Andreas Halwer: Zeitreise durchs BOGESTRA-Land, Band 2 Geschichte der Linie 302, Hövelhof 2018 ISBN 978-3-946594-12-3 26,80 Euro
PS: Alle Bilder aus dem Buch zeigen wir hier mit freundlicher Genehmigung des Verlages.
Meisten wird vergessen, dass das Ruhrgebiet einst ein dichtes Straßenbahnnetz hatte, die an den Stadtgrenzen nicht halt machten. So fuhr einst eine Tram von Hagen bist nach Breckerfeld. Die Wuppertaler Bahnen erreichen Essen-Werden und Essen Steele. Die Rheinbahn erreichte Moers. In Duisburg und Dortmund gab es sogar Meterspurbahnen. Doch dieses wurde dem Auto geopfert. Bahnen waren in den 60er Jahren in Oberhausen, Dorsten, Hagen, Wuppertal nicht mehr zeitgemäß.
Die BOGESTRA war nicht nur eine Bochum Gelsenkirchener Strassenbahngesellschaft, sondern verband viel Nachbarstädte miteinander wie Witten, Wattenscheid, Herne und Castrop Rauxel und Hattingen.
Schon in den 60zigern wurde das Streckennetz zugunsten des flexibleren Busverkehrs deutlich ausgedünnt.
Als Kind konnte ich noch vielfach die in den Strassen verbliebenen Gleiskörper sehen, die von einer erheblich größeren Streckenführung zeugten. Und selbst von dem noch damals vorhanden Streckennetz existiert heute nur noch ein Bruchteil.
Dei Zechenschließungen waren erheblich für die Streckenaufgabe mitverantwortlich zumal die Strasseninfrastruktur ohne eigenen Gleiskörper, verbunden mit der erheblichen Wohnraumverdichtung durch rege Bautätigkeit, keine modernen Bahnbetreib mehr erlaubte, so blieben weitgehend nur Strecken mit eigenem Gleiskörper oder ausreichender Strassenbreite übrig.
Und abgesehen vom Opelwerk, das streckengünstig lag verlor die Strassenbahn damit erheblich an Bedeutung für den Weg zur Arbeit. da viele Arbeitsplätze nicht mal in der Nähe der alten Strecken angesiedelt werden konnten Dank der Kontaminierung der alten Zechengelände.

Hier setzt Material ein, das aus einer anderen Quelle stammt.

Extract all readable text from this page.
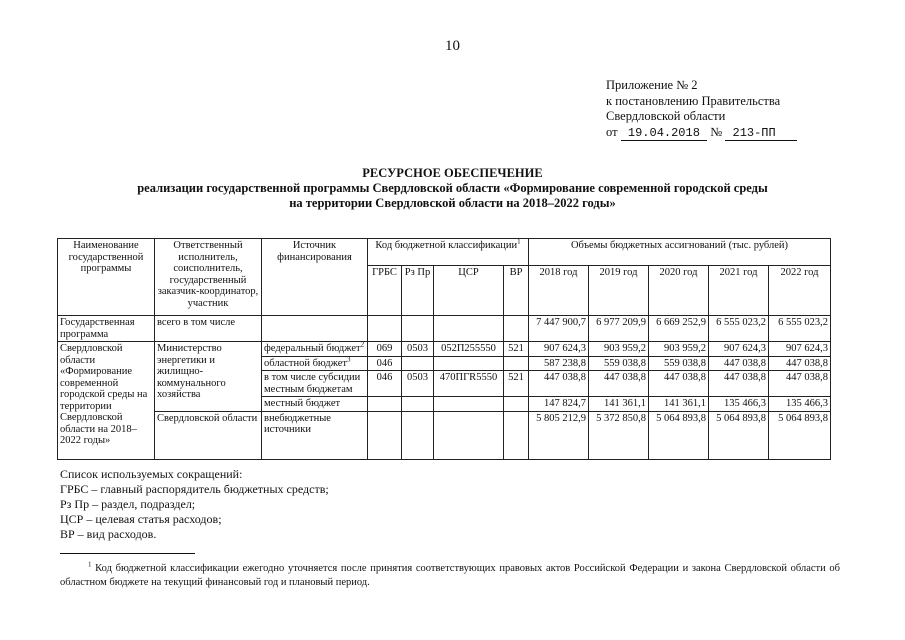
10
Приложение № 2
к постановлению Правительства
Свердловской области
от 19.04.2018 № 213-ПП
РЕСУРСНОЕ ОБЕСПЕЧЕНИЕ
реализации государственной программы Свердловской области «Формирование современной городской среды
на территории Свердловской области на 2018–2022 годы»
Наименование государственной программы	Ответственный исполнитель, соисполнитель, государственный заказчик-координатор, участник	Источник финансирования	Код бюджетной классификации$^1$				Объемы бюджетных ассигнований (тыс. рублей)				
			ГРБС	Рз Пр	ЦСР	ВР	2018 год	2019 год	2020 год	2021 год	2022 год
Государственная программа	всего в том числе						7 447 900,7	6 977 209,9	6 669 252,9	6 555 023,2	6 555 023,2
Свердловской области «Формирование современной городской среды на территории Свердловской области на 2018–2022 годы»	Министерство энергетики и жилищно-коммунального хозяйства	федеральный бюджет$^2$	069	0503	052П255550	521	907 624,3	903 959,2	903 959,2	907 624,3	907 624,3
		областной бюджет$^3$	046				587 238,8	559 038,8	559 038,8	447 038,8	447 038,8
		в том числе субсидии местным бюджетам	046	0503	470ПГR5550	521	447 038,8	447 038,8	447 038,8	447 038,8	447 038,8
		местный бюджет					147 824,7	141 361,1	141 361,1	135 466,3	135 466,3
	Свердловской области	внебюджетные источники					5 805 212,9	5 372 850,8	5 064 893,8	5 064 893,8	5 064 893,8
Список используемых сокращений:
ГРБС – главный распорядитель бюджетных средств;
Рз Пр – раздел, подраздел;
ЦСР – целевая статья расходов;
ВР – вид расходов.
$^1$ Код бюджетной классификации ежегодно уточняется после принятия соответствующих правовых актов Российской Федерации и закона Свердловской области об областном бюджете на текущий финансовый год и плановый период.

Das es übrigens diesbezüglich nicht zu einer besseren Zusammenarbeit der Städte über die genannten hinaus gekommen ist, lag vor allem daran, dass Essen wie auch Dortmund eine größere Spurbreite genehmigt bekamen von der preuißischen Regierung, Bochum jedoch nur eine Meterspur. Schon damals waren alleine politische und Prestigegründe Grundlage solcher Entscheidungen.
Womit eine Verbindung der Netze bis heute ausgeschlossen wurde.